So I have to prove
$$\frac{1}{2\pi} \int_0^{2\pi} \cos^{2k}(\theta)\,d\theta = \frac{(2k)!}{2^{2k} (k!)^2} \,\,\,\,\,\,\,\,\forall k \in \mathbb N \,\cup \{0\}$$
Following the next hint:
$\textbf{First, prove}$
$$\frac{1}{2\pi} \int_0^{2\pi} \frac{d\theta}{w+\cos(\theta)} = \frac{1}{\sqrt{w^2 - 1}}$$
$\forall w\in \mathbb C -[-1,1]$
(This part is realtively easy, using the residue theorem)

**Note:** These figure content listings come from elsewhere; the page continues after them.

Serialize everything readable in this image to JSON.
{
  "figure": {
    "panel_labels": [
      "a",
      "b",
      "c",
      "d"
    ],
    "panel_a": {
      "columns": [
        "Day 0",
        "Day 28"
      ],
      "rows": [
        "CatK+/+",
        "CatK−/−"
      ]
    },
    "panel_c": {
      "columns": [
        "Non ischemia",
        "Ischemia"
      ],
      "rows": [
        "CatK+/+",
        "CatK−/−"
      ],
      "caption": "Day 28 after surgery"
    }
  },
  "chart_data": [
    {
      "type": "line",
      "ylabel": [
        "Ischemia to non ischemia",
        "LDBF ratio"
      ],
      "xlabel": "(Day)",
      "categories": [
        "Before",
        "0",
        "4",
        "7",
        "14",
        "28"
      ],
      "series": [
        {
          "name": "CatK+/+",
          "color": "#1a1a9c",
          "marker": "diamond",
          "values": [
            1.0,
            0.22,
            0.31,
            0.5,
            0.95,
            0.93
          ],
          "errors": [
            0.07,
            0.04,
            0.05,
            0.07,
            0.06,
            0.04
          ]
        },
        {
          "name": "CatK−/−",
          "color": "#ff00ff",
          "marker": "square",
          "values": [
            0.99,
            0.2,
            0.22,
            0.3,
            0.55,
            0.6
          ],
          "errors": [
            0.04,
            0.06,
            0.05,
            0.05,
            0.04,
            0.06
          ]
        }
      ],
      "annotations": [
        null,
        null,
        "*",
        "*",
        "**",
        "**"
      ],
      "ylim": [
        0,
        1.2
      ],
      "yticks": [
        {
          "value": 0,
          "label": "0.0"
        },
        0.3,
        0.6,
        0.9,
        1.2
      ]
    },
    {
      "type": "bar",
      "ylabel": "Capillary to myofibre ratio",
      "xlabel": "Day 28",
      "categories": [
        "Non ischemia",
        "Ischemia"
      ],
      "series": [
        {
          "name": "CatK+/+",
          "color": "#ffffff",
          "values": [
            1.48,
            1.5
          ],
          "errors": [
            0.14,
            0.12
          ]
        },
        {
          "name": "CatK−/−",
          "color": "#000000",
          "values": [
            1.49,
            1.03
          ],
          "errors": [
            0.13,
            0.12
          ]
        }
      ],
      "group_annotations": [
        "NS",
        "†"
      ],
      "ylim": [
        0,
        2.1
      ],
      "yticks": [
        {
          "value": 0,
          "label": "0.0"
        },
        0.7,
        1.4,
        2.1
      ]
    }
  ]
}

$\textbf{Then, expand each member of the equality in power series centered at $\infty$}$
This second hint is confusing; basically, I don't know how to express the Laurent series for both functions at a neighborhood of infinity (that doesn't contain the line segment $[-1,1]$).
I know there are solutions to the main problem, but I have to use the given hints, and I am very interested in the calculation of the Laurent series of the formulas given above, and how could those help me prove the main statement.
Thanks in advance for trying to solve this
\begin{align} \int_0^{2\pi}\frac{d\theta}{w+\cos\theta} &=w^{-1}\int_0^{2\pi}\frac{d\theta}{1+w^{-1}\cos\theta} =\int_0^{2\pi}\sum_{n=0}^\infty(-1)^n w^{-n-1}\cos^n\theta\,d\theta\\& =\sum_{m=0}^\infty w^{-2m-1}\int_0^{2\pi}\cos^{2m}\theta\,d\theta \end{align} as the integral of $\cos^n\theta$ vanishes for even $n$.